With big cats, it’s more about choosing where you go in the day. You’re desperately trying to find these cats, and because you can’t get out of the vehicles in the parks and there’s only so many roads, we try to discuss where to position the car and where to be and how to make the shots good, but a lot of the directing is up to the animals and what they choose to do. You have to live with what you get and rely on the cameraman’s skill to capture it in a poignant way. … Interestingly, it was a really successful first shoot [when they were young], and then we went back, and a new male had come in and the cubs were just hiding right in the corner of the park. The cameraman couldn’t get near them, only catching glimpses here and there. Tragically, for the [female] cub, it got killed [off-camera], which none of us were happy about. But we thought, well, perhaps that’s the story. The concept of adolescence in animals is something I hadn’t really paid much mind to, and when I was told I was making that program, I thought that’s going to be really difficult. But actually, it’s really interesting, the idea of what animals do at this stage that humans also know as really difficult. I think for big cats and a lot of predators, it is the most difficult time in their lives because it’s the first time they’re not being helped by their parents. They have to survive on their own.

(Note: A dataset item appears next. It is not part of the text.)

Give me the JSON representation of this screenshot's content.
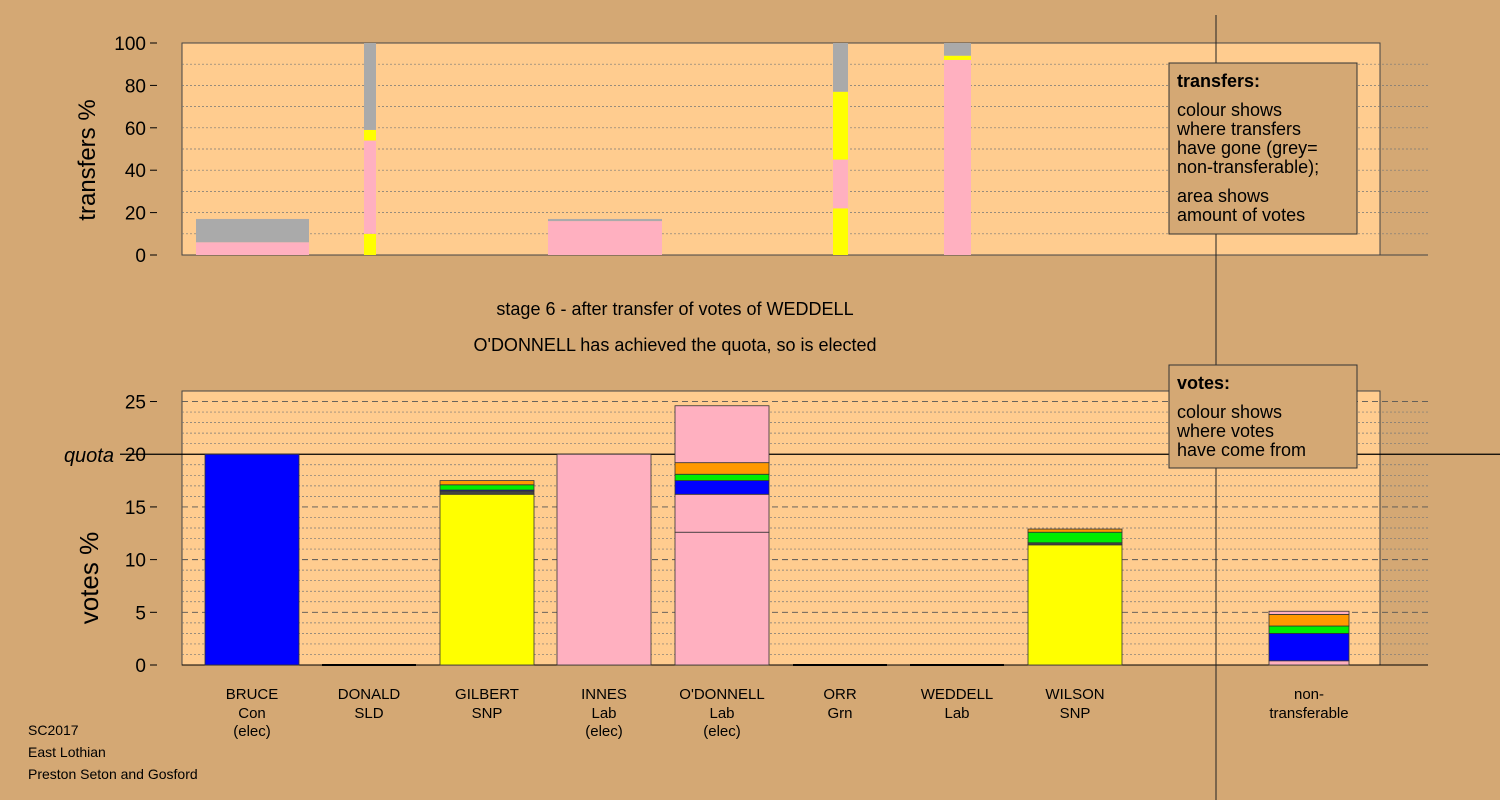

I think the [18-month-old] cheetah sisters [in Africa] are really interesting. The cameraman had followed them since they were cubs, so we knew their entire life history and story. He had this incredible relationship where he could literally walk right next to these cheetahs [who had to make a kill or starve]. As you can see by the end, he gets out of the car and runs after these cheetahs as they catch this impala. I think some of the viewers just thought, “Wow, I don’t know what to make of this. It must be a tame cheetah.” But it’s just this incredible situation where you were standing right next to wild cheetahs as they were growing up and hunting.

image

Life Story premieres June 6 at 9 p.m. on Discovery. It continues June 13 at 9 p.m. with “Home” and “Power” and concludes June 20 at 9 p.m. with “Courtship” and “Parenthood.”